NEW YORK — When Aaron Gordon singlehandedly picked out his NBA draft night suit, he went with his values and a color he simply liked.
“He likes to be flashy, but still have class to it,” said his sister, Elise.
So “Vibrant Blue” it was. Or, as it is known in the NBA, Orlando Magic Blue.
The former Arizona Wildcats forward was taken fourth by Orlando, the fourth highest selection ever for an Arizona player, while ex-teammate Nick Johnson went to Houston as the No. 42 overall pick in the second round.
For Gordon, the No. 4 pick was the ceiling of where he had hoped to be picked, while the No. 42 wasn’t far off that for Johnson. While he missed the first round, where contracts are always guaranteed, Johnson said he was glad to join the Rockets organization.
“I was really happy,” Johnson said via telephone from a Phoenix hotel room, where he gathered with friends and family. “The Rockets are a great organization that has the opportunity to win a championship right away.”
Five years earlier, former Wildcat forward Chase Budinger started his NBA career in a similar spot, going to Houston in a trade as the No. 44 pick.
Gordon, meanwhile, came close to the No. 2 selection that Derrick Williams was given in 2011 by Minnesota. He had worked out for all teams holding picks between 4-8, but most of the smoke coming out of the NBA rumor mill had him going fifth to Utah, sixth to Boston or even seven to the Lakers.
“We’d been hearing all sorts of rumors that it was the Lakers,” said Gordon’s mom, Shelly Davis. “We heard the Magic was really interested in him and we thought it was maybe Boston. But that’s the fun thing because nobody knows.”
Yet, maybe on a subconscious level, somebody or something did. Because not only did Gordon wear indigo on the draft night stage, but Shelly wore a dark blue dress to the green room.
“Our agent was giving me a hard time because of the color,” she said. “As soon as we walked out, it was ‘Oh, she knew.’ ”
In his draft night interviews, Aaron swore he didn’t know anything either.
“It is close (to the Magic’s color), but I really came in today having no idea,” Gordon said. “The anxiety and the anticipation were all there. I just happened to like this color.”
Actually, there was somebody who knew in the hours before the draft: Gordon’s agent, Calvin Andrews. So once Andrew Wiggins (Cleveland), Jabari Parker (Milwaukee) and Joel Embiid (Philadelphia) had gone in order at the top of the draft, Andrews told his client what was going on.
“I had the information for a while and told Aaron about five minutes before (Orlando) started picking,” Andrews said. The Magic “spoke a lot about his winning attitude. They understand he’s wired to win. They really like his versatility and they can use him a lot of different ways.”
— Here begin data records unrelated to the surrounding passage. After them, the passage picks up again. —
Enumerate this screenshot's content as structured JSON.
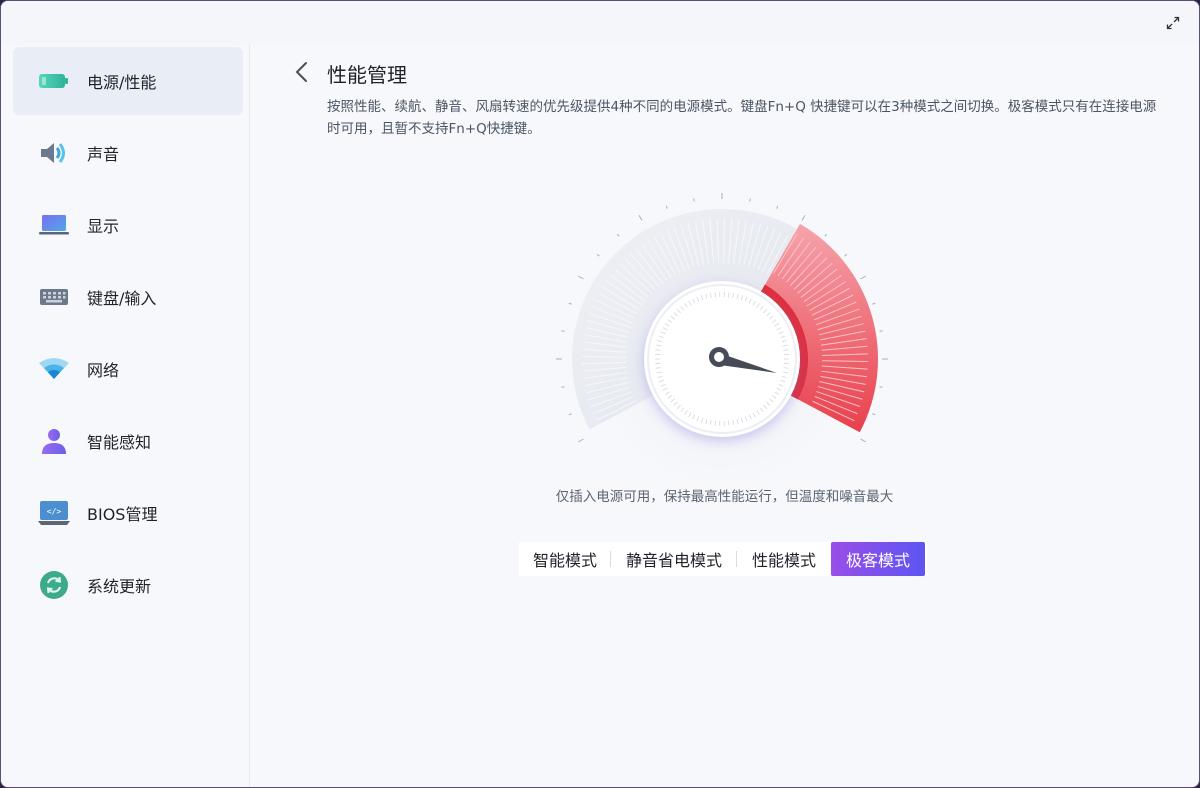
{
  "sidebar": {
    "items": [
      {
        "label": "电源/性能",
        "icon": "battery-icon",
        "active": true
      },
      {
        "label": "声音",
        "icon": "speaker-icon"
      },
      {
        "label": "显示",
        "icon": "laptop-display-icon"
      },
      {
        "label": "键盘/输入",
        "icon": "keyboard-icon"
      },
      {
        "label": "网络",
        "icon": "wifi-icon"
      },
      {
        "label": "智能感知",
        "icon": "person-icon"
      },
      {
        "label": "BIOS管理",
        "icon": "bios-code-icon"
      },
      {
        "label": "系统更新",
        "icon": "refresh-icon"
      }
    ]
  },
  "page": {
    "title": "性能管理",
    "description": "按照性能、续航、静音、风扇转速的优先级提供4种不同的电源模式。键盘Fn+Q 快捷键可以在3种模式之间切换。极客模式只有在连接电源时可用，且暂不支持Fn+Q快捷键。"
  },
  "gauge": {
    "description": "仅插入电源可用，保持最高性能运行，但温度和噪音最大",
    "active_color": "#e8404c",
    "inactive_color": "#e6e9f0"
  },
  "modes": {
    "items": [
      "智能模式",
      "静音省电模式",
      "性能模式",
      "极客模式"
    ],
    "selected": "极客模式"
  },
  "colors": {
    "accent_start": "#9a4ee8",
    "accent_end": "#5d55f2"
  }
}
And sure enough, Magic GM Rob Hennigan said exactly that.
“As we went through the process, there were quite a few things about him that stood out that we grew to like,” Hennigan said according to the Magic’s web site. “Mainly his competitiveness, his desire to want to play team basketball and to impact the game in a variety of ways.”
While UA coach Sean Miller did not attend the draft as he originally planned, having already been on the road for over two weeks for USA Basketball duties, he praised Gordon for similar reasons in a UA statement.
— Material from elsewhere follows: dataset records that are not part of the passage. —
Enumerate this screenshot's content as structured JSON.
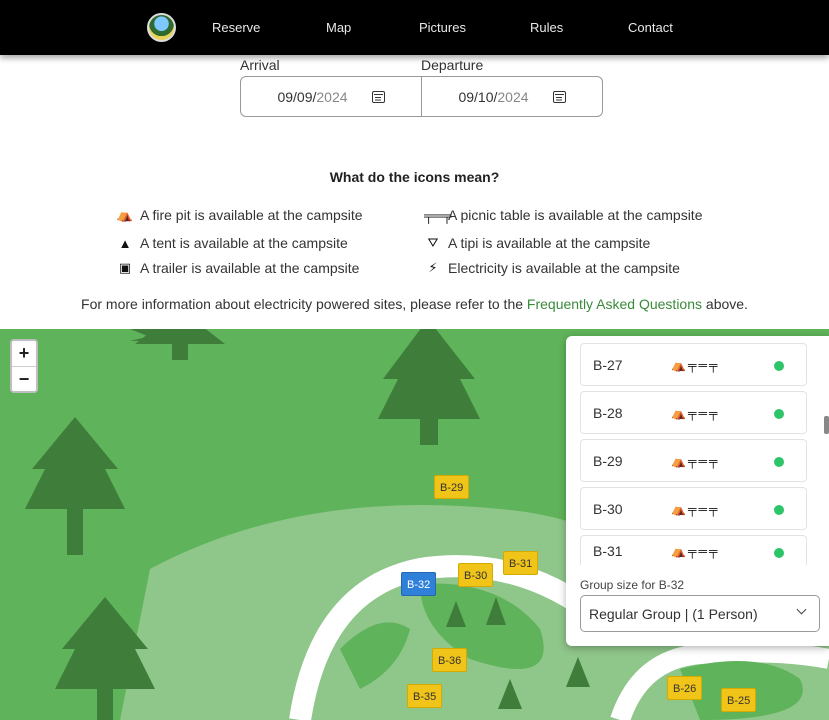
{
  "nav": {
    "items": [
      "Reserve",
      "Map",
      "Pictures",
      "Rules",
      "Contact"
    ]
  },
  "dates": {
    "arrival_label": "Arrival",
    "departure_label": "Departure",
    "arrival_value": "09/09/",
    "arrival_year": "2024",
    "departure_value": "09/10/",
    "departure_year": "2024"
  },
  "legend": {
    "heading": "What do the icons mean?",
    "items": [
      {
        "icon": "fire-pit-icon",
        "text": "A fire pit is available at the campsite"
      },
      {
        "icon": "picnic-table-icon",
        "text": "A picnic table is available at the campsite"
      },
      {
        "icon": "tent-icon",
        "text": "A tent is available at the campsite"
      },
      {
        "icon": "tipi-icon",
        "text": "A tipi is available at the campsite"
      },
      {
        "icon": "trailer-icon",
        "text": "A trailer is available at the campsite"
      },
      {
        "icon": "electricity-icon",
        "text": "Electricity is available at the campsite"
      }
    ]
  },
  "info": {
    "before": "For more information about electricity powered sites, please refer to the ",
    "link": "Frequently Asked Questions",
    "after": " above."
  },
  "map": {
    "zoom_in": "+",
    "zoom_out": "−",
    "sites": [
      "B-29",
      "B-31",
      "B-30",
      "B-32",
      "B-36",
      "B-35",
      "B-26",
      "B-25"
    ],
    "selected_site": "B-32"
  },
  "panel": {
    "sites": [
      {
        "name": "B-27",
        "available": true
      },
      {
        "name": "B-28",
        "available": true
      },
      {
        "name": "B-29",
        "available": true
      },
      {
        "name": "B-30",
        "available": true
      },
      {
        "name": "B-31",
        "available": true
      }
    ],
    "group_label": "Group size for B-32",
    "group_value": "Regular Group | (1 Person)",
    "status_color": "#2ec46a"
  }
}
“While his physical talents speak for themselves, the most impressive thing about Aaron is that he’s the ultimate winner,” Miller said. “Being as young, smart and resilient as he is, he has as great of an upside as anyone picked in this year’s draft.
“Where he’ll be three to five years from now is going to be a much different place than he is today because of his work ethic, discipline and drive to be the best.”
Johnson, of course, also brought a notable track record. He led the Wildcats to one of the most successful seasons in school history, picked up the Pac-12’s Player of the Year award and, according to a statement from Miller, has even more upside.
“Nick is far from being a finished product,” Miller said. “He has tremendous upside and an incredible work ethic. Nick is the ultimate team player, and when he’s given a role in the Rockets organization, he’s going to fulfill that role through hard work and a willingness to be coached. In my mind, he’s going to be a very good NBA player.”
But on draft night, six Pac-12 players went in the first round, and Johnson was not one of them. That could have been a source of frustration but Johnson tried to keep it in check.
“It was tough,” Johnson said of slipping to the second round. “But seeing all the Pac-12 get drafted in front of me, my confidence went up because I was the Pac-12 Player of the Year.
“But everything happens for a reason. Maybe I would have gone earlier but I’m just happy to be with the organization I am. What I have is a great opportunity.”